ALBUQUERQUE, N.M. (AP) — The killing this week of a 10-year-old Albuquerque girl who was drugged, raped and dismembered is just the latest horrific child slaying case for New Mexico, which has the nation's highest youth poverty rate and a state government that has had heavily publicized difficulties protecting children from abuse.
Victoria Martens was not known to have been a victim of previous violent abuse. But officials acknowledged Friday that the man accused of injecting her with methamphetamine before raping her was not being monitored by probation officers or tested for drugs as mandated by a judge last year.
In that case, 31-year-old Fabian Gonzales was arrested for beating another woman in a car with a baby inside it while the woman was driving and ended up pleading no contest to two misdemeanor crimes that kept him out of jail. Corrections department officials said Friday they never got the judge's order for him to be supervised by probation officers.
Victoria's death follows a 40-year prison sentence handed down in May for an Albuquerque woman for the 2013 kicking death of her 9-year-old son. That case prompted an overhaul of the New Mexico state agency that investigates child abuse.
That same month, an 11-year Navajo girl was taken to a desolate area by a stranger who sexually assaulted her, bludgeoned her and left her to die.
"We have a litany of little angels who are crying at us from the grave," said Allen Sanchez, executive director of the New Mexico Conference of Catholic Bishops.
New Mexico Children, Youth and Families Secretary Monique Jacobson said Friday that state records showed no prior cases involving violence or sexual abuse against Victoria. The agency has joined police in the investigation into the death.
Jacobson said she was prohibited by law from disclosing whether the agency had received any other complaints related to Victoria, described by neighbors from her blue-collar apartment complex as a seemingly happy and sociable girl who loved to swim and dance.
The others charged in Victoria's death are her mother, Michelle Martens, and Gonzales' cousin Jessica Kelley. While Martens has no online record of an arrest in New Mexico, she told police Kelley had been released from jail just days before Victoria's death.
The three face charges of child abuse resulting in death, kidnapping and tampering with evidence. Gonzales and Kelley are also charged of criminal sexual penetration of a minor.
There were conflicting reports from state officials Friday over communication of probation requirements imposed on Gonzales between court administrators and the New Mexico Department of Corrections.
Deputy Corrections Secretary Alex Sanchez said her agency never received a judgment and sentence order mandating supervised probation for Gonzales. It was meant to ensure he committed no crimes and threatened jail time as punishment for violations like illegal drug use.
Second Judicial District Court spokesman Tim Korte said records show the documents were forwarded to the corrections department in February 2015.
Martens worked at a local grocery store, said neighbors who knew little else about her, and told detectives she met Gonzales online about a month before her daughter's death.

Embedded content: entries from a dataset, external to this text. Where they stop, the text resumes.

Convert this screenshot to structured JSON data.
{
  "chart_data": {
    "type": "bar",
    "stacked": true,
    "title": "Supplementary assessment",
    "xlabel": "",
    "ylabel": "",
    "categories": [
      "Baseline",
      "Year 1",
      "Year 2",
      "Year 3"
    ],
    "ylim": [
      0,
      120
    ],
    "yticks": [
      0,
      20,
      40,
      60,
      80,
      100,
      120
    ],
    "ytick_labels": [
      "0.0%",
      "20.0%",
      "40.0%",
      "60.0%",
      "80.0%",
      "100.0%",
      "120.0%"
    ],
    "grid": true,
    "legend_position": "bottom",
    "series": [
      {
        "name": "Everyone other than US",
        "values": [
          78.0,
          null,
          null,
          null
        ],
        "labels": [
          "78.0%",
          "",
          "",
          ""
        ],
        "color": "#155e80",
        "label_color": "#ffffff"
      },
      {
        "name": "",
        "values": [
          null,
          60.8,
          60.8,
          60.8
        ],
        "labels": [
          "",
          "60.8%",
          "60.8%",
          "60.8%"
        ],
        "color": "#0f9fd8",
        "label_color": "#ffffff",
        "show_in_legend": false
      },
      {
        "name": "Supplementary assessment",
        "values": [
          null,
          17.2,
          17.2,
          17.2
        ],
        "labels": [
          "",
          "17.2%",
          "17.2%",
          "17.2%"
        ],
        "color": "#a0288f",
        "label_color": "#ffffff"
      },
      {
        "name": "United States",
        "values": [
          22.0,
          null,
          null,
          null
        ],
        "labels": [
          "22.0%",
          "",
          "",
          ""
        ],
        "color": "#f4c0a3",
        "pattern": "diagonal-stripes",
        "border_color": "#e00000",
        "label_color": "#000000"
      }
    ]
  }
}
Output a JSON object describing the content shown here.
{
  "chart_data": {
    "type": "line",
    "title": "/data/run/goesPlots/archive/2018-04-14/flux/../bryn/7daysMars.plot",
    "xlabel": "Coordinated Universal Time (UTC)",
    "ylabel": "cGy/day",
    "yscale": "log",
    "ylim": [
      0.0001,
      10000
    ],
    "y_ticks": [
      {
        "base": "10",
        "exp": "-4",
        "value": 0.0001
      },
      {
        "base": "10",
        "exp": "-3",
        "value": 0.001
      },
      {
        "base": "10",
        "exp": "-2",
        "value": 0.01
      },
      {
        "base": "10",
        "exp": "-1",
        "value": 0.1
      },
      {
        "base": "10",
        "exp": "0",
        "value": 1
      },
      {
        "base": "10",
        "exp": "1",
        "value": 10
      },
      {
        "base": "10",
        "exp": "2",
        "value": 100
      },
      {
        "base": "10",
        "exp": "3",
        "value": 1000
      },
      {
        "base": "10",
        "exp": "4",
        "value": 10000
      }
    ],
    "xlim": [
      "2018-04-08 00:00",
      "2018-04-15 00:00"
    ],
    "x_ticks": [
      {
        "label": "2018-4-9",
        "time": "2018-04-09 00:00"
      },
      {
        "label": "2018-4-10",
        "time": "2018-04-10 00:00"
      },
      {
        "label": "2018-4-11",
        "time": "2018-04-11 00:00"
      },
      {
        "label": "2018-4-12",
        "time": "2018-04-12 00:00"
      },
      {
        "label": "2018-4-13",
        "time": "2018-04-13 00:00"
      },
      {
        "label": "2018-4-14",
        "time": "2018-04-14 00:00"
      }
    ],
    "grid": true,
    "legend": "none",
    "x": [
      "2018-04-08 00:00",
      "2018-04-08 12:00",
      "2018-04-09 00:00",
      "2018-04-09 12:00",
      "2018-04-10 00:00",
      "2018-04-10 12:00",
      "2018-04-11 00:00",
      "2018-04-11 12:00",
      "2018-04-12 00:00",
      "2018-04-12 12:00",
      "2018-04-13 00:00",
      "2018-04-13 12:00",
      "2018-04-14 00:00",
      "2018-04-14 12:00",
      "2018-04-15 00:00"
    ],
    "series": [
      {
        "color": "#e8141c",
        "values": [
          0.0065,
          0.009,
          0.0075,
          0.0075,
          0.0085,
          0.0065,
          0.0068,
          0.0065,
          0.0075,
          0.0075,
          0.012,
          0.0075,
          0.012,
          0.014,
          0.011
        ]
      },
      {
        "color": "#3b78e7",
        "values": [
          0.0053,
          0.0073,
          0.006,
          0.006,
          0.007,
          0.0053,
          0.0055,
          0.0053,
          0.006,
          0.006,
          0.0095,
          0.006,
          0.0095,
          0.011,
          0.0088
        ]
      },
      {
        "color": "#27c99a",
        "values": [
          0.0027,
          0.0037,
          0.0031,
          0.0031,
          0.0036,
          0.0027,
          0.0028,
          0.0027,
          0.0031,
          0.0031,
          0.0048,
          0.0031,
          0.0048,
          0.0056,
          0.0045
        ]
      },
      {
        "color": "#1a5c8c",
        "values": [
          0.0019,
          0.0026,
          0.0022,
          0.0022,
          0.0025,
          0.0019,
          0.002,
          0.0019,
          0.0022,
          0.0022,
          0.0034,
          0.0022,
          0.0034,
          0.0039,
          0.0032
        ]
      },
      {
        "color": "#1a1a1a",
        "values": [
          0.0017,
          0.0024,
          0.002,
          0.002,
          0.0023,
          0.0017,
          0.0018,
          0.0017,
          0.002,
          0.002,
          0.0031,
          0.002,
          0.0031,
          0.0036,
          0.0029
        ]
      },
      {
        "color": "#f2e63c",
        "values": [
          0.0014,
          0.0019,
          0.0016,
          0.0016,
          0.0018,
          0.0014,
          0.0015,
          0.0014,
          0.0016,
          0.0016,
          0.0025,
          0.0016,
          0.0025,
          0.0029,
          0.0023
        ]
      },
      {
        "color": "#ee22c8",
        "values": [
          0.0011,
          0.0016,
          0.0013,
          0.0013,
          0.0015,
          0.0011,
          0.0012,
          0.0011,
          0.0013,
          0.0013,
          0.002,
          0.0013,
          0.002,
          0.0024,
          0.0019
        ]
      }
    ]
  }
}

Victoria's grieving grandparents and other relatives said they were thankful to first-responders, investigating authorities and community members who offered prayers, said minister and family spokeswoman Laura Bobbs.
"Children have few rights and no one to speak for them," Bobbs said. "Today, I speak for the children and the voice of Victoria. Parents, communities and governments need to put our children first because they are our future."
Other high-profile New Mexico child killing cases include a woman sentenced last year to 21 years in prison for smothering her infant daughter to avoid hearing her cry and a man sentenced to 63 years for raping and killing his baby daughter.
Those stories made national headlines, but Victoria's slaying is drawing deeper condemnation.
New Mexico Gov. Susana Martinez said it was more troubling than all crimes she handled during a 25-year career as a state prosecutor before her election to the state's top post in 2010.
"I personally took on some of the most brutal, violent, gut-wrenching cases our state has ever seen. This has to be the worst," she said in a statement Friday.
Sanchez suggested deaths like Victoria's could be prevented if state child welfare case workers made more home visits and New Mexico implemented a statewide pre-kindergarten program. Research shows both help reduce to reduce child abuse and poverty, he said.
"We should get on this now," Sanchez said. "It's going to take a whole generation before we see real change."
This story corrects that Sanchez is executive director of the New Mexico Conference of Catholic Bishops, not the CEO of New Mexico Voices for Children.